At this time, we are proposing to design and build a co-living project from scratch on a plot of land we have purchased in the agricultural highlands of Nicaragua – a developing country faced with ongoing economic and environmental challenges, but well-poised to become a beacon of sustainability for the world.
The goal is to demonstrate a working ‘micro-arcology’ – a small-scale architectural complex that integrates with the landscape and on-site ecology to provide a habitat for humans that takes care of all their basic needs while minimizing their environmental footprint. The micro-arcology is a model for sustainable, zero-waste, carbon-neutral high-density communal housing that provides resiliency to its cohabitants in the face of climate change-related environmental disaster and socio-political/economic disruption (instability?).

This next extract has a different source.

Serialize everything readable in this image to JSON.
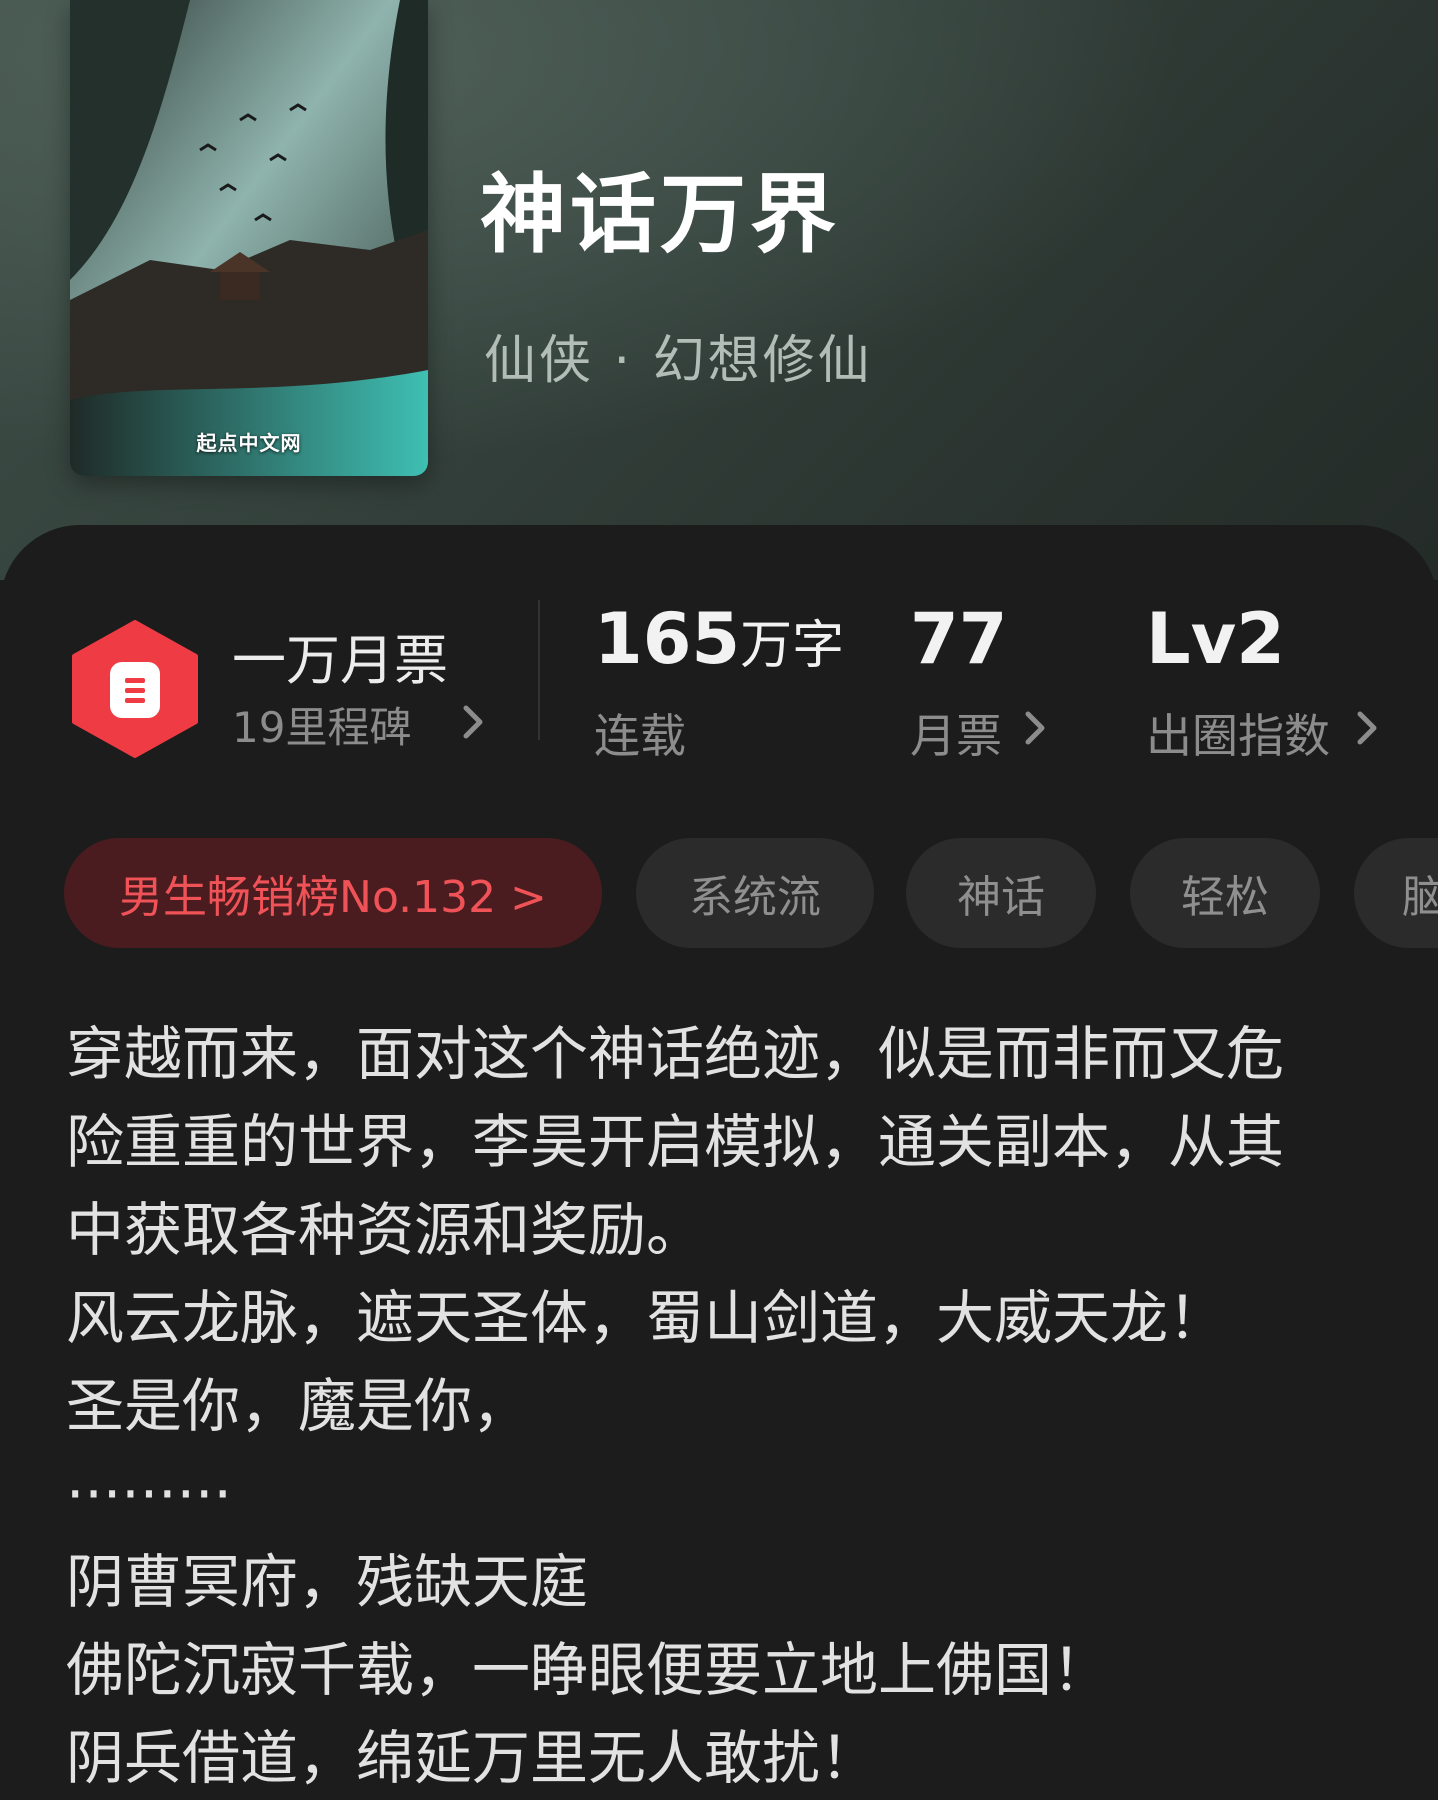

The micro-arcology, taking approximately ten years to build in its entirety, will be based on an initial prototype home design which we are calling a Modular Autonomous Container Home Integrated with the Natural Environment. The MACHINE is a modified shipping container and kit of parts that deploys into an infrastructure-independent shelter which can be added onto with other container modules over time to create a full micro-arcology.